Walmart To Raise Base Pay At 1,434 Stores Because Of State Minimum Wage Hikes

As a result of minimum wage increases coming in nearly half of the U.S. states next year, the lowest-paid employees at about 1/3 of Walmart’s U.S. stores are reportedly due for a pay bump in 2015.

Two dozen states and Washington, D.C., are set to introduce minimum wage hikes in 2015. Nearly all of those will kick in during the first month of the year, with a few taking effect later on.

Reuters reports that Walmart recently notified store managers that the changes in local pay regulations means that there will be wage adjustments to make sure that stores are in compliance.

While the lowest paid workers will see a bump to stay in line with the law, Reuters explains there will be a narrowing of the wage gap between low-earning workers and the higher-paid skill job like deli associates and supervisors.

Additionally, Walmart’s three lowest-paid employee types — cashiers, cart-pushers, and maintenance — will be consolidated into the same pay rate.

“Essentially that wage compression at the upper level of the hourly associate is going to help absorb that cost of the wage increase at the lower level,” explains one manager to Reuters.

Walmart has been heavily criticized by labor advocates and unions who claim that the company underpays its more than 1 million employees.

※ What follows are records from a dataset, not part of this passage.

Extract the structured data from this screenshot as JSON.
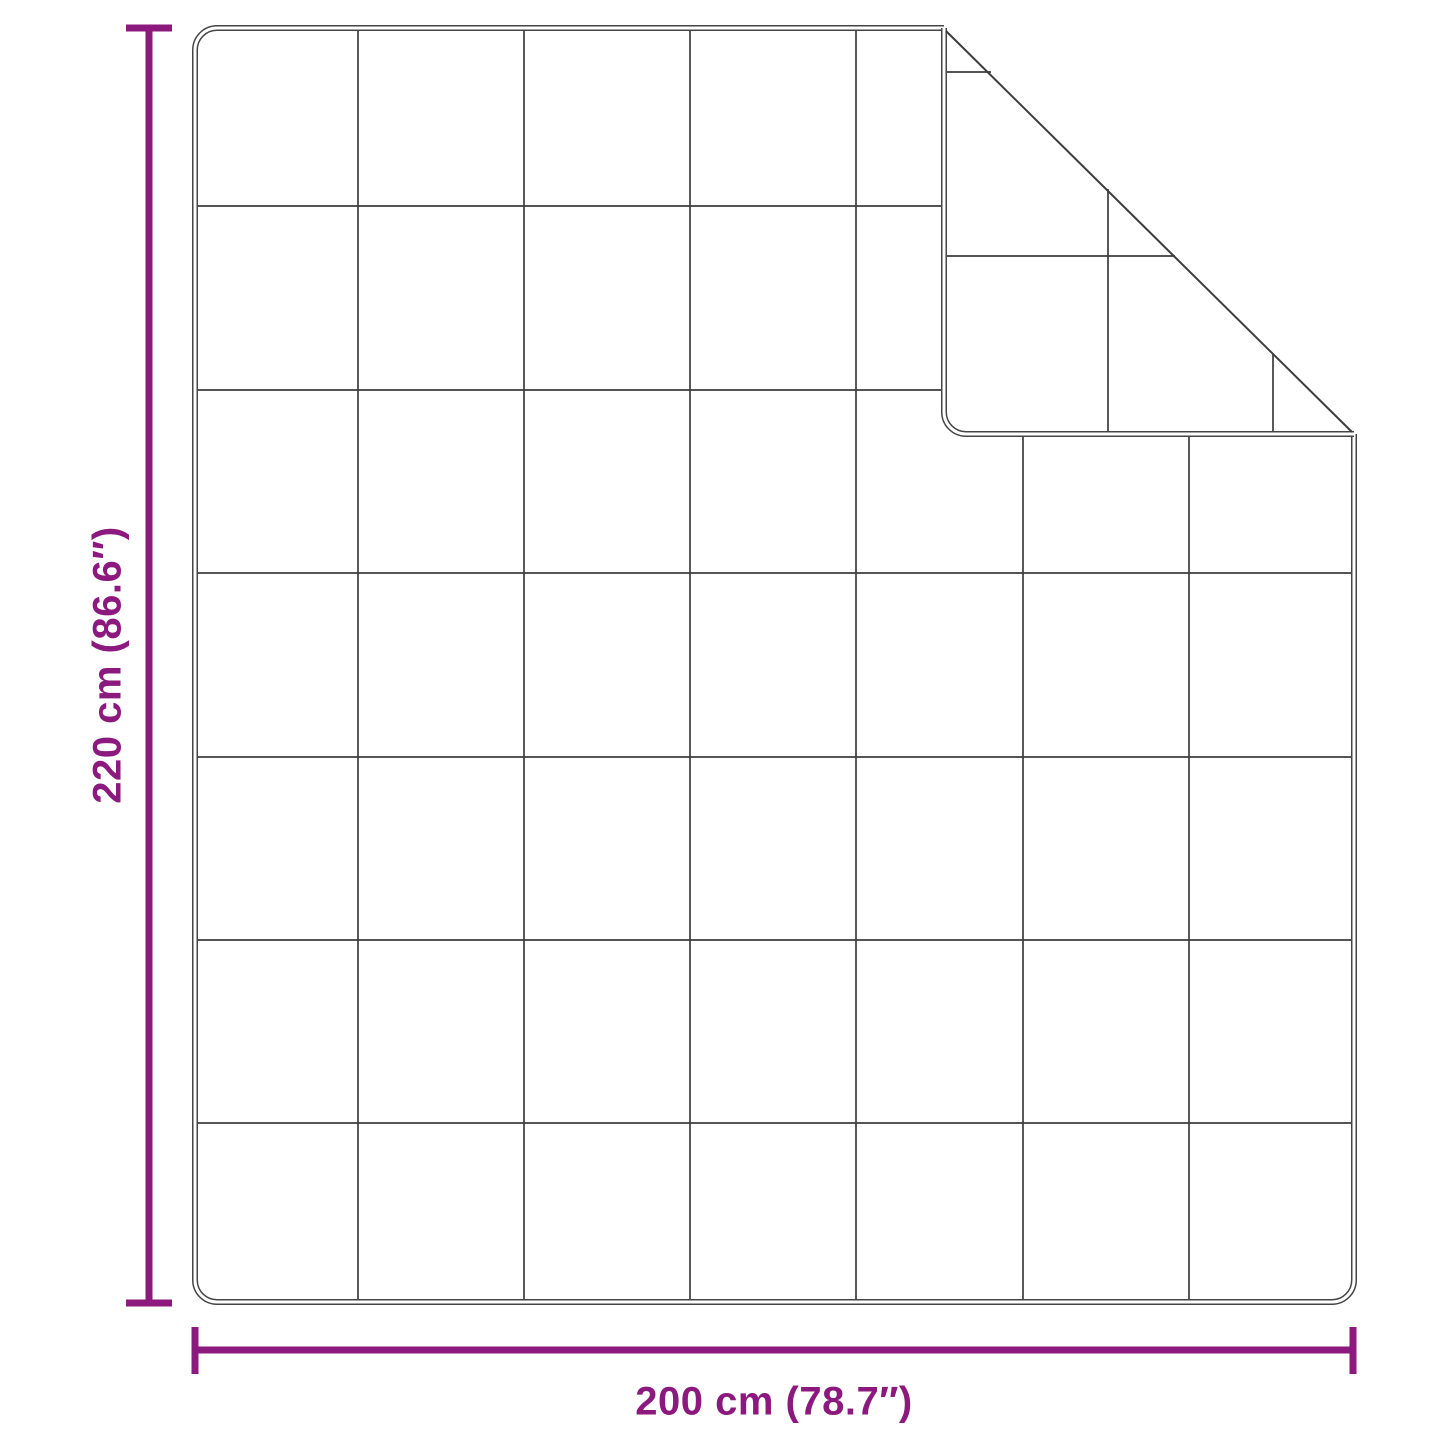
{
  "figure": {
    "background_color": "#ffffff",
    "accent_color": "#8c1a7e",
    "outline_color": "#454545",
    "stitch_color": "#3c3c3c",
    "height_dimension": {
      "label": "220 cm (86.6″)",
      "value_cm": 220,
      "value_inches": 86.6
    },
    "width_dimension": {
      "label": "200 cm (78.7″)",
      "value_cm": 200,
      "value_inches": 78.7
    },
    "quilt_grid": {
      "columns": 7,
      "rows": 7
    },
    "folded_corner": "top-right"
  }
}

The nation’s largest retailer maintains that its average full-time hourly wage is $12.92, but critics say this omits the many employees who are not considered full time because the company has reduced the number of hours they work each week.

Walmart also recently cut insurance benefits for 30,000 part-time workers who had been receiving the coverage.

CEO Doug McMillon also recently stated that only about 6,000 of its workers make the federal minimum wage of $7.25 hour. Again, critics point out that 18 states have already increased their minimum wages in the last few years and the majority of states will be above the $7.25 minimum by 2015.

Walmart has supported previous hikes of the federal minimum wage and has said it won’t fight President Obama’s proposal to increase the federal minimum to $10.10/hour. While it would inevitably compel the company to pay more, it would also mean more spending money in the hands of millions of Walmart customers.